Chief executive officer of Advanced Micro Devices believes that lower cost of the company's A-series "Trinity" accelerated processing units will help it to steal a lot of notebook market share from Intel Corp., which is pushing relatively expensive ultrabooks. The firm believes that it does not need high-end client chips in the light of the fact that that the cloud computing is emerging.
"I think we come in and steal the bacon around the whole thin-and-light movement and capture a significant portion of the opportunity there. [...] That [performance client computing] era is done. There is enough processing power on every laptop on the planet today," said Rory Read, chief executive officer of AMD, in an interview with Bloomberg Businessweek.

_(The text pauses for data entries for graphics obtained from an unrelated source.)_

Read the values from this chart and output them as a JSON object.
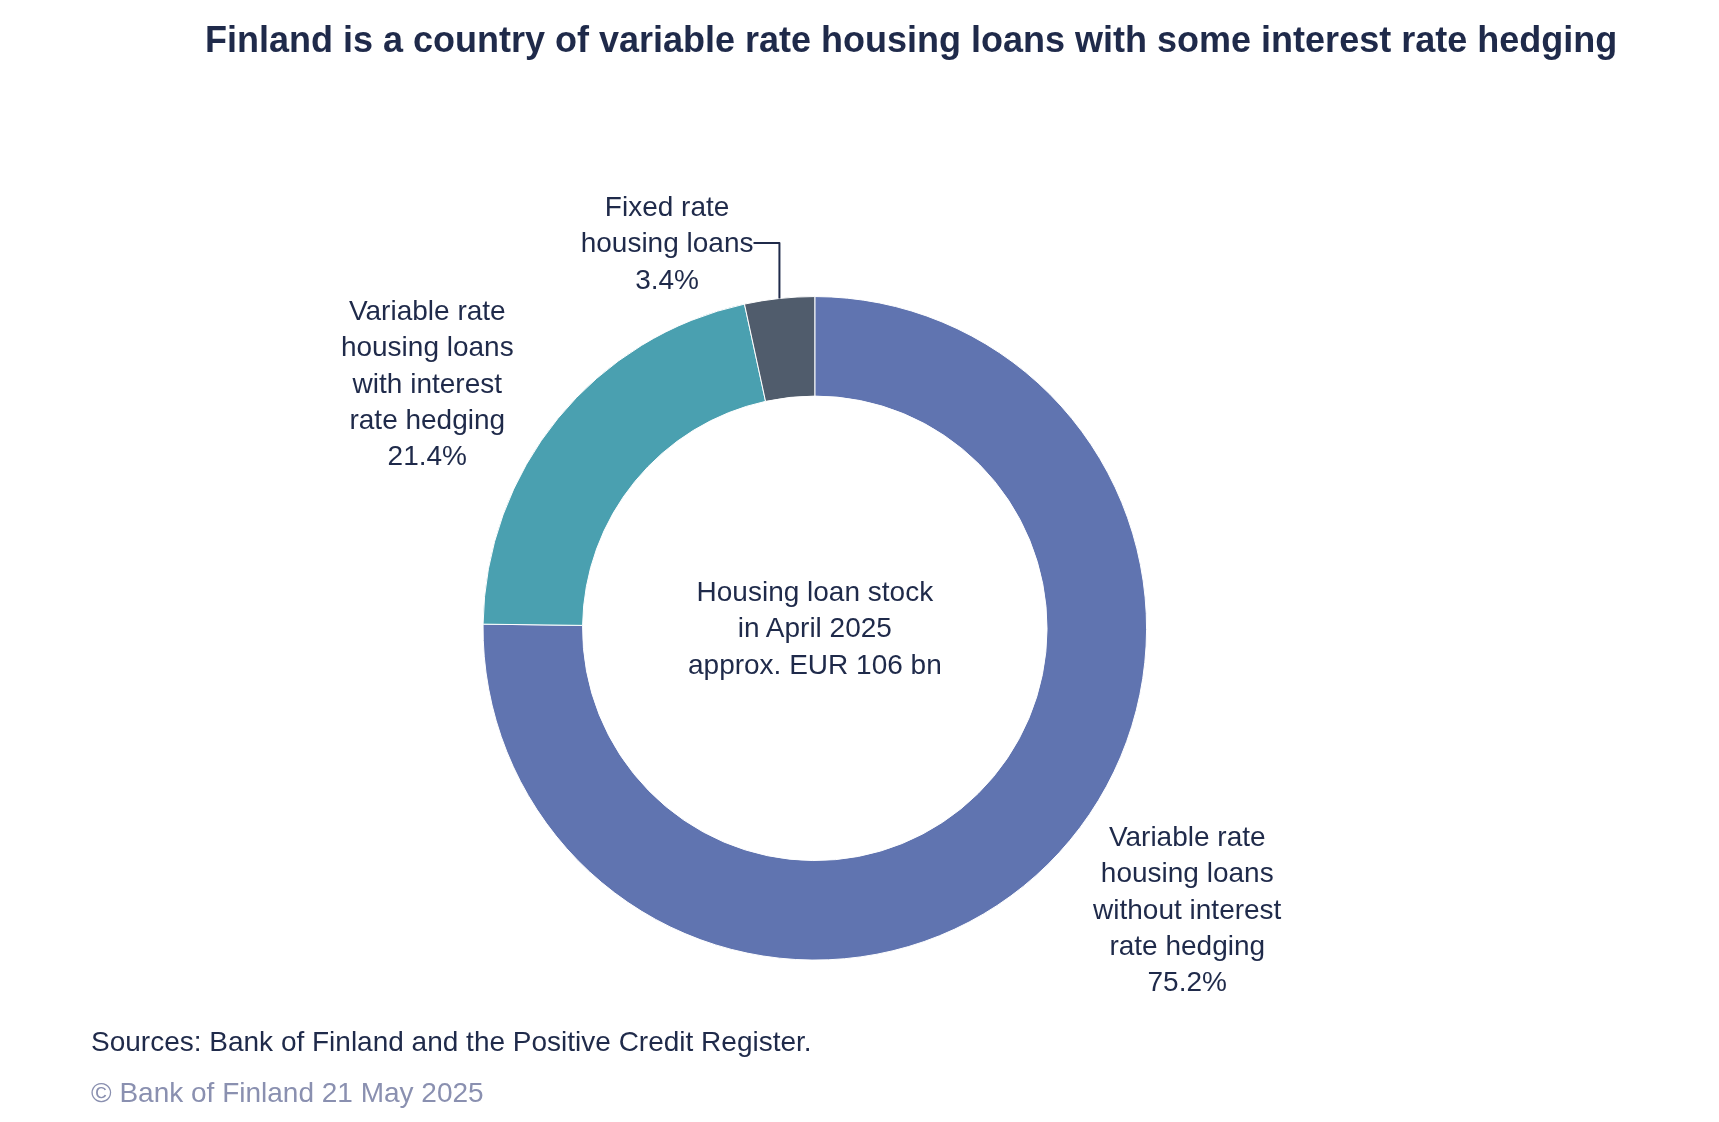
{
  "chart_data": {
    "type": "donut",
    "title": "Finland is a country of variable rate housing loans with some interest rate hedging",
    "categories": [
      "Variable rate housing loans without interest rate hedging",
      "Variable rate housing loans with interest rate hedging",
      "Fixed rate housing loans"
    ],
    "values": [
      75.2,
      21.4,
      3.4
    ],
    "value_labels": [
      "75.2%",
      "21.4%",
      "3.4%"
    ],
    "colors": [
      "#6074b0",
      "#4aa0b0",
      "#505c6c"
    ],
    "annotations": [
      "Housing loan stock in April 2025 approx. EUR 106 bn",
      "Sources: Bank of Finland and the Positive Credit Register.",
      "© Bank of Finland 21 May 2025"
    ],
    "legend": false
  }
}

The head of AMD was referring to the fact that A-series Fusion "Trinity" APUs is behind Intel's Core i-series "Ivy Bridge" chips in terms of general-purpose performance, but is ahead when it comes to graphics processing performance.

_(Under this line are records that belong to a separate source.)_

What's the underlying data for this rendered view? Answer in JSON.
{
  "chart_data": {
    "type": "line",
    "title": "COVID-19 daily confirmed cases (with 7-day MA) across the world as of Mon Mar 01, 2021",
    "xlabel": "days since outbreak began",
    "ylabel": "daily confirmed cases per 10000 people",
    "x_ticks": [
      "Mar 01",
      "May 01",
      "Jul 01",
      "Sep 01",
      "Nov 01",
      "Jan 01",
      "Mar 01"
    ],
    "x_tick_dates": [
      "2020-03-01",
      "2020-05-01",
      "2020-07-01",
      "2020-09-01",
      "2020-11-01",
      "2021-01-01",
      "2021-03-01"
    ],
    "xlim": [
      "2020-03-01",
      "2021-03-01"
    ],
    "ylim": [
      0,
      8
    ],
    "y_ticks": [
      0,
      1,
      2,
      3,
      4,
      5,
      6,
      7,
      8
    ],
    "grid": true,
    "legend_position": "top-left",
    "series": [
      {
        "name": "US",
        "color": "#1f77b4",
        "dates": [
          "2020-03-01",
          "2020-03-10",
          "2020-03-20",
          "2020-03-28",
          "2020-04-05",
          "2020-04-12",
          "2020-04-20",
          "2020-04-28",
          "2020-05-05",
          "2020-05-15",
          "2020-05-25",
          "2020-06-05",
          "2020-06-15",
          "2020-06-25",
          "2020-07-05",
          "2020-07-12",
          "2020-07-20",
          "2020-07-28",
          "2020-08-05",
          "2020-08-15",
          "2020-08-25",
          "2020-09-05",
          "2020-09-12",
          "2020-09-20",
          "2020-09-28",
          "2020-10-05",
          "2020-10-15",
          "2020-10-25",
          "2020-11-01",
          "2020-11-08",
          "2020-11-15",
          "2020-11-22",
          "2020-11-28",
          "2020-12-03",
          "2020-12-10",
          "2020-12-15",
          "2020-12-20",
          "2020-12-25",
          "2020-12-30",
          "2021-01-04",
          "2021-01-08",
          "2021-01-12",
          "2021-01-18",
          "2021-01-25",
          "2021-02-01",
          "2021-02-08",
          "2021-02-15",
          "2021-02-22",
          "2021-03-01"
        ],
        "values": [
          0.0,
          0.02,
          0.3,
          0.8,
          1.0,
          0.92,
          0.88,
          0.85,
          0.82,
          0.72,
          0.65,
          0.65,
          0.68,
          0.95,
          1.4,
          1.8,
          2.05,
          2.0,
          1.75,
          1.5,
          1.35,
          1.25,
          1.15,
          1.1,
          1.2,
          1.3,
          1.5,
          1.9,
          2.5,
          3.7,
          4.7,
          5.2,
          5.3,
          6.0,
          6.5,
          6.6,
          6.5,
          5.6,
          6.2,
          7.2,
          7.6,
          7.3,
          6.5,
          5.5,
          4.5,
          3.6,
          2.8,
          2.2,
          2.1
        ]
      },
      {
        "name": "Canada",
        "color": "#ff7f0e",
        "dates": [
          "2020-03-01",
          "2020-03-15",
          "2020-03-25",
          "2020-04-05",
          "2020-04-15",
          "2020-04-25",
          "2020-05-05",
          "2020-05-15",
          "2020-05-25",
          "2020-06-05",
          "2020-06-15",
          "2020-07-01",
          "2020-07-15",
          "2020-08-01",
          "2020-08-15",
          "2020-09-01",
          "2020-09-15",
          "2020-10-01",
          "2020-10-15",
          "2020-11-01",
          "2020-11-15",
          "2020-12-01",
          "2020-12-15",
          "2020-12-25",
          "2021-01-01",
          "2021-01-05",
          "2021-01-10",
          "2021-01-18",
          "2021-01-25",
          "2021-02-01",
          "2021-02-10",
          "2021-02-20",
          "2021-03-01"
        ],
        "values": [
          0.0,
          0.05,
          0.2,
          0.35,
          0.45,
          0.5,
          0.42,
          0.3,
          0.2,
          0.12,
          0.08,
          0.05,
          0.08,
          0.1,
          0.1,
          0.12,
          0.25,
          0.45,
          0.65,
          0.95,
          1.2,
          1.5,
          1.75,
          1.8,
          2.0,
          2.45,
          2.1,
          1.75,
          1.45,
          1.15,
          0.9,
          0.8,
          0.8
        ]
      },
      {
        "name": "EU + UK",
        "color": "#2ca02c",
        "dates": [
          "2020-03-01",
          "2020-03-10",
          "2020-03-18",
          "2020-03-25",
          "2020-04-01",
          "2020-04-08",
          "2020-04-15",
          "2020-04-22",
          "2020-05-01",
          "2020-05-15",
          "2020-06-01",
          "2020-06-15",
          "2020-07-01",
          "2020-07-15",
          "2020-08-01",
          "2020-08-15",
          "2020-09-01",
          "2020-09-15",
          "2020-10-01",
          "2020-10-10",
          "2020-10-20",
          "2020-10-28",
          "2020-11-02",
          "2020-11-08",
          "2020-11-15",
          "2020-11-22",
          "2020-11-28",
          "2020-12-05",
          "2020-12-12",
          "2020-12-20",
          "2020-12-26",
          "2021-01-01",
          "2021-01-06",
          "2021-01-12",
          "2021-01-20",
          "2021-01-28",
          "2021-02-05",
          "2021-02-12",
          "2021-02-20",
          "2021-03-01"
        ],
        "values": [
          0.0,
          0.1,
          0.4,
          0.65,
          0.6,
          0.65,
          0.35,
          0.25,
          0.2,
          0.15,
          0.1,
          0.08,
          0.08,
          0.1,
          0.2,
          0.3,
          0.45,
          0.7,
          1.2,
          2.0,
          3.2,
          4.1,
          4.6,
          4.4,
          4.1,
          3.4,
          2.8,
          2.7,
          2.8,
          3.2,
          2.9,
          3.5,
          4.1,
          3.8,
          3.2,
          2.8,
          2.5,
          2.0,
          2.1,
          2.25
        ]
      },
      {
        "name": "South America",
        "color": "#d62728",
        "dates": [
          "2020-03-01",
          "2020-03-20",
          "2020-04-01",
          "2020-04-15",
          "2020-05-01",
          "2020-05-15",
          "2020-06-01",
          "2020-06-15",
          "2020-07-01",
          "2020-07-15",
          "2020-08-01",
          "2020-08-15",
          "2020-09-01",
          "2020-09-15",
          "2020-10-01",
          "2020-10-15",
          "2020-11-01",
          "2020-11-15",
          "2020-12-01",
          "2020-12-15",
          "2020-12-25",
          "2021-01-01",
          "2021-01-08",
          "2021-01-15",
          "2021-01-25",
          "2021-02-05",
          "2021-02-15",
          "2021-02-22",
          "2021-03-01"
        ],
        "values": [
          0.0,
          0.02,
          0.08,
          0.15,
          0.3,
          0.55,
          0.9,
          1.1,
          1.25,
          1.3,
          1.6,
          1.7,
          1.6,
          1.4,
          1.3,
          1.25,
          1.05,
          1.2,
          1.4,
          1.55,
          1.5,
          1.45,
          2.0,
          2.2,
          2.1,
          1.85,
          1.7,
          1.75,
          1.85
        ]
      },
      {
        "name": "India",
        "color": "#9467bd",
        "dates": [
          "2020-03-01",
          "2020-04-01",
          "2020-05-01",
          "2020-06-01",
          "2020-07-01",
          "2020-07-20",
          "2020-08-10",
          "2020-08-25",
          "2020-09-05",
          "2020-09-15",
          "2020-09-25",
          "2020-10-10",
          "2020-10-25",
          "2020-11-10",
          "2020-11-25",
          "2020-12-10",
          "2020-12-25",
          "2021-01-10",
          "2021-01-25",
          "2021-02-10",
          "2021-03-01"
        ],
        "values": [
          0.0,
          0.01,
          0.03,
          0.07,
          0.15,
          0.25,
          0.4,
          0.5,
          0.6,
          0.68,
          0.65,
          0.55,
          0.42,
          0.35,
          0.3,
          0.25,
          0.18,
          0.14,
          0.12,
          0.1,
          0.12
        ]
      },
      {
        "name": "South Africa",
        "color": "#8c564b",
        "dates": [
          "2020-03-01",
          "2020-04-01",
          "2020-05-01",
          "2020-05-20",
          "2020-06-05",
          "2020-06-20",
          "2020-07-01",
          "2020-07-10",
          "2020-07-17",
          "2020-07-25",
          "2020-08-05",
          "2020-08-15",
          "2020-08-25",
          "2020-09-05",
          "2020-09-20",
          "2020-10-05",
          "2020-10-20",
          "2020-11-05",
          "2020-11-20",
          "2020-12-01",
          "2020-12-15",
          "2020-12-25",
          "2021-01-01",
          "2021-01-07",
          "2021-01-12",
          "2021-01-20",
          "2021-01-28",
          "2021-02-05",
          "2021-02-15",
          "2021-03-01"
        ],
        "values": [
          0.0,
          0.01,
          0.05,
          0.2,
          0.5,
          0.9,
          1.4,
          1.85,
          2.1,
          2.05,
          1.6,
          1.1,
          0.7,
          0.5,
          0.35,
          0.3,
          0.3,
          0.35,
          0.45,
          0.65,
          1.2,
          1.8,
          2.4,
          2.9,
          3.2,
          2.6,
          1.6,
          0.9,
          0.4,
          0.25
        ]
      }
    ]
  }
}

What should be kept in mind is that high-performance in the cloud means high-performance server processors. Since technologies used to create high-performance chips are used both for central processing units for datacenters and for microprocessors aimed at client PCs, it is impossible to supply high-end server CPUs and sell low-performance client chips: either both types show decent performance or both do not. Nowadays AMD's highest-performance FX-series microprocessors are behind of Intel's performance-mainstream Core i7-3000-series chips across the board.
Mr. Read claims that instead of boosting general-purpose performance of client CPUs, AMD needs to integrate as many functions as possible into its microprocessors, something that makers of ARM-based system-on-chips do.